Che queste esigenze, che le disposizioni e le conseguenti esibizioni dell’attore in scena tengano conto della varietà di modi in cui può essere affrontato tutt’intero il personaggio lo sappiamo da molto. Nel caso specifico del MORANDI diciamo che tale esigenza già impostata sul piano drammaturgico, risulta chiara solo in scena: in uno spettacolo dedicato a un pittore - a un grande pittore - lui, Morandi, non c’è, non compare. Che sia perché è un monaco solitario tutto dedito alla sua attività oppure perché è una persona scontrosa e astiosa, torna utile pensare che Morandi tutt’intero sia nello spazio, nel suo spazio (la casa, la stanza, pochi altri luoghi) e anzi che lui sia questo spazio e lo spazio teatrale sia lui. Ci siamo convinti che i piccoli quadri di Morandi siano un intero palcoscenico e che d’altra parte il palcoscenico di un autore si identifichi con l’autore stesso il quale si fa diverso, altra cosa da quello che è nella vita.

Aggiungiamo: Morandi è un pittore seriale.
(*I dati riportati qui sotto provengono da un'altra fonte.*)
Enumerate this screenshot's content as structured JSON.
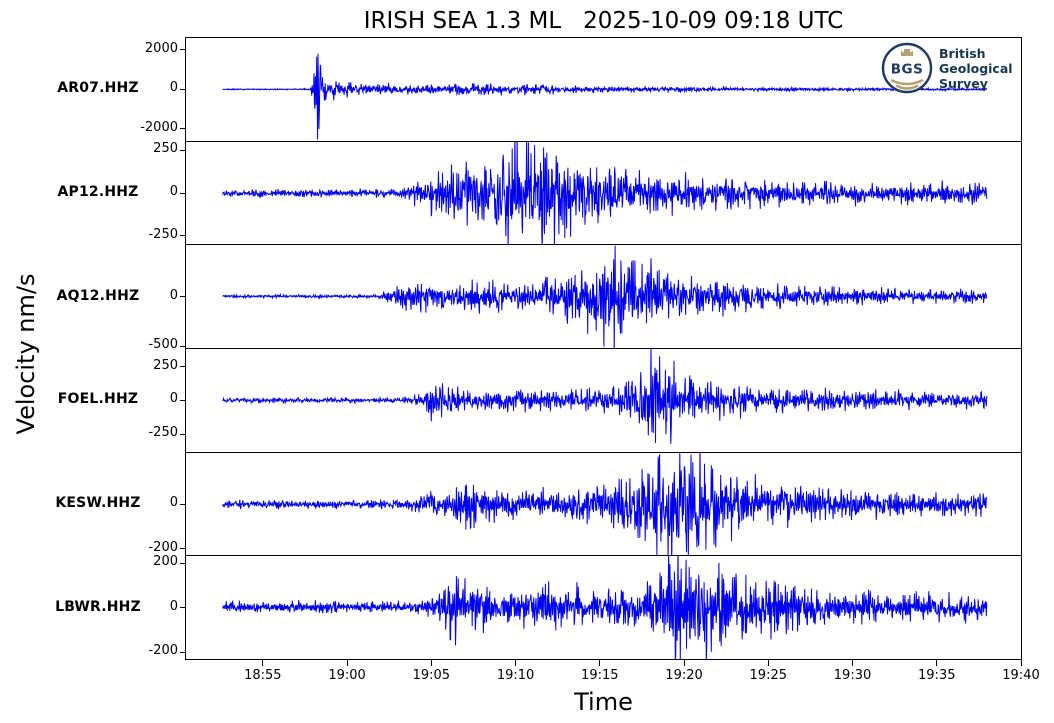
{
  "title": "IRISH SEA 1.3 ML   2025-10-09 09:18 UTC",
  "axes": {
    "xlabel": "Time",
    "ylabel": "Velocity nm/s"
  },
  "logo": {
    "badge": "BGS",
    "org": [
      "British",
      "Geological",
      "Survey"
    ]
  },
  "colors": {
    "trace": "#0000F0",
    "axis": "#000000",
    "logo_navy": "#1C3B5E",
    "logo_text": "#16384E",
    "logo_gold": "#B3A26F"
  },
  "chart_data": {
    "type": "line",
    "subtype": "multi-trace seismogram",
    "title": "IRISH SEA 1.3 ML   2025-10-09 09:18 UTC",
    "xlabel": "Time",
    "ylabel": "Velocity nm/s",
    "x_ticks": [
      "18:55",
      "19:00",
      "19:05",
      "19:10",
      "19:15",
      "19:20",
      "19:25",
      "19:30",
      "19:35",
      "19:40"
    ],
    "x_range_minutes": [
      1130.44,
      1180.0
    ],
    "data_window_frac": [
      0.044,
      0.959
    ],
    "grid": false,
    "legend": "none",
    "stations": [
      {
        "name": "AR07.HHZ",
        "ylim": 2600,
        "yticks": [
          {
            "v": 2000,
            "l": "2000"
          },
          {
            "v": 0,
            "l": "0"
          },
          {
            "v": -2000,
            "l": "-2000"
          }
        ],
        "freq_hint": 1.9,
        "seed": 7,
        "amplitude_envelope": [
          [
            0.044,
            22
          ],
          [
            0.135,
            26
          ],
          [
            0.149,
            40
          ],
          [
            0.1535,
            900
          ],
          [
            0.157,
            2500
          ],
          [
            0.162,
            1400
          ],
          [
            0.17,
            500
          ],
          [
            0.19,
            320
          ],
          [
            0.23,
            260
          ],
          [
            0.28,
            210
          ],
          [
            0.33,
            230
          ],
          [
            0.38,
            250
          ],
          [
            0.43,
            200
          ],
          [
            0.47,
            160
          ],
          [
            0.52,
            140
          ],
          [
            0.58,
            115
          ],
          [
            0.65,
            95
          ],
          [
            0.72,
            80
          ],
          [
            0.8,
            65
          ],
          [
            0.88,
            55
          ],
          [
            0.959,
            48
          ]
        ]
      },
      {
        "name": "AP12.HHZ",
        "ylim": 300,
        "yticks": [
          {
            "v": 250,
            "l": "250"
          },
          {
            "v": 0,
            "l": "0"
          },
          {
            "v": -250,
            "l": "-250"
          }
        ],
        "freq_hint": 1.5,
        "seed": 21,
        "amplitude_envelope": [
          [
            0.044,
            20
          ],
          [
            0.255,
            22
          ],
          [
            0.285,
            85
          ],
          [
            0.31,
            140
          ],
          [
            0.34,
            150
          ],
          [
            0.365,
            115
          ],
          [
            0.385,
            290
          ],
          [
            0.405,
            250
          ],
          [
            0.425,
            295
          ],
          [
            0.45,
            215
          ],
          [
            0.48,
            160
          ],
          [
            0.52,
            125
          ],
          [
            0.57,
            95
          ],
          [
            0.62,
            82
          ],
          [
            0.67,
            72
          ],
          [
            0.72,
            62
          ],
          [
            0.78,
            55
          ],
          [
            0.85,
            50
          ],
          [
            0.91,
            56
          ],
          [
            0.959,
            46
          ]
        ]
      },
      {
        "name": "AQ12.HHZ",
        "ylim": 520,
        "yticks": [
          {
            "v": 0,
            "l": "0"
          },
          {
            "v": -500,
            "l": "-500"
          }
        ],
        "freq_hint": 1.6,
        "seed": 33,
        "amplitude_envelope": [
          [
            0.044,
            12
          ],
          [
            0.23,
            13
          ],
          [
            0.252,
            95
          ],
          [
            0.28,
            130
          ],
          [
            0.315,
            105
          ],
          [
            0.35,
            140
          ],
          [
            0.39,
            125
          ],
          [
            0.43,
            170
          ],
          [
            0.465,
            240
          ],
          [
            0.49,
            380
          ],
          [
            0.503,
            560
          ],
          [
            0.515,
            420
          ],
          [
            0.54,
            310
          ],
          [
            0.57,
            230
          ],
          [
            0.61,
            165
          ],
          [
            0.66,
            125
          ],
          [
            0.72,
            95
          ],
          [
            0.8,
            75
          ],
          [
            0.88,
            62
          ],
          [
            0.959,
            55
          ]
        ]
      },
      {
        "name": "FOEL.HHZ",
        "ylim": 380,
        "yticks": [
          {
            "v": 250,
            "l": "250"
          },
          {
            "v": 0,
            "l": "0"
          },
          {
            "v": -250,
            "l": "-250"
          }
        ],
        "freq_hint": 1.45,
        "seed": 5,
        "amplitude_envelope": [
          [
            0.044,
            16
          ],
          [
            0.26,
            18
          ],
          [
            0.283,
            45
          ],
          [
            0.292,
            135
          ],
          [
            0.315,
            110
          ],
          [
            0.335,
            62
          ],
          [
            0.4,
            66
          ],
          [
            0.46,
            72
          ],
          [
            0.5,
            92
          ],
          [
            0.525,
            125
          ],
          [
            0.545,
            210
          ],
          [
            0.558,
            400
          ],
          [
            0.572,
            300
          ],
          [
            0.59,
            180
          ],
          [
            0.62,
            122
          ],
          [
            0.66,
            100
          ],
          [
            0.72,
            80
          ],
          [
            0.8,
            62
          ],
          [
            0.88,
            56
          ],
          [
            0.959,
            50
          ]
        ]
      },
      {
        "name": "KESW.HHZ",
        "ylim": 230,
        "yticks": [
          {
            "v": 0,
            "l": "0"
          },
          {
            "v": -200,
            "l": "-200"
          }
        ],
        "freq_hint": 1.6,
        "seed": 49,
        "amplitude_envelope": [
          [
            0.044,
            14
          ],
          [
            0.1,
            16
          ],
          [
            0.12,
            24
          ],
          [
            0.145,
            15
          ],
          [
            0.26,
            16
          ],
          [
            0.285,
            45
          ],
          [
            0.315,
            62
          ],
          [
            0.345,
            92
          ],
          [
            0.37,
            60
          ],
          [
            0.42,
            56
          ],
          [
            0.47,
            62
          ],
          [
            0.505,
            82
          ],
          [
            0.535,
            130
          ],
          [
            0.565,
            205
          ],
          [
            0.585,
            245
          ],
          [
            0.61,
            185
          ],
          [
            0.64,
            145
          ],
          [
            0.67,
            112
          ],
          [
            0.71,
            82
          ],
          [
            0.76,
            62
          ],
          [
            0.82,
            52
          ],
          [
            0.9,
            46
          ],
          [
            0.959,
            40
          ]
        ]
      },
      {
        "name": "LBWR.HHZ",
        "ylim": 230,
        "yticks": [
          {
            "v": 200,
            "l": "200"
          },
          {
            "v": 0,
            "l": "0"
          },
          {
            "v": -200,
            "l": "-200"
          }
        ],
        "freq_hint": 1.75,
        "seed": 61,
        "amplitude_envelope": [
          [
            0.044,
            22
          ],
          [
            0.275,
            24
          ],
          [
            0.3,
            48
          ],
          [
            0.312,
            135
          ],
          [
            0.33,
            122
          ],
          [
            0.352,
            82
          ],
          [
            0.4,
            72
          ],
          [
            0.44,
            88
          ],
          [
            0.48,
            72
          ],
          [
            0.52,
            78
          ],
          [
            0.55,
            92
          ],
          [
            0.572,
            150
          ],
          [
            0.592,
            245
          ],
          [
            0.615,
            185
          ],
          [
            0.65,
            142
          ],
          [
            0.68,
            112
          ],
          [
            0.72,
            92
          ],
          [
            0.77,
            72
          ],
          [
            0.83,
            62
          ],
          [
            0.9,
            56
          ],
          [
            0.959,
            46
          ]
        ]
      }
    ]
  }
}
I suoi oggetti e i suoi paesaggi si ripetono in infinite, sottili varianti. In tal modo Morandi ci insegna e ci ricorda che non ci muoviamo, noi uomini d’oggi, in una dimensione rettilinea del tempo, ma riconquistando ogni volta il senso del nostro vivere e percepire il vissuto.
Naturalmente siamo anche convinti che la rappresentazione, pittorica o teatrale che sia, non è la riproduzione del reale.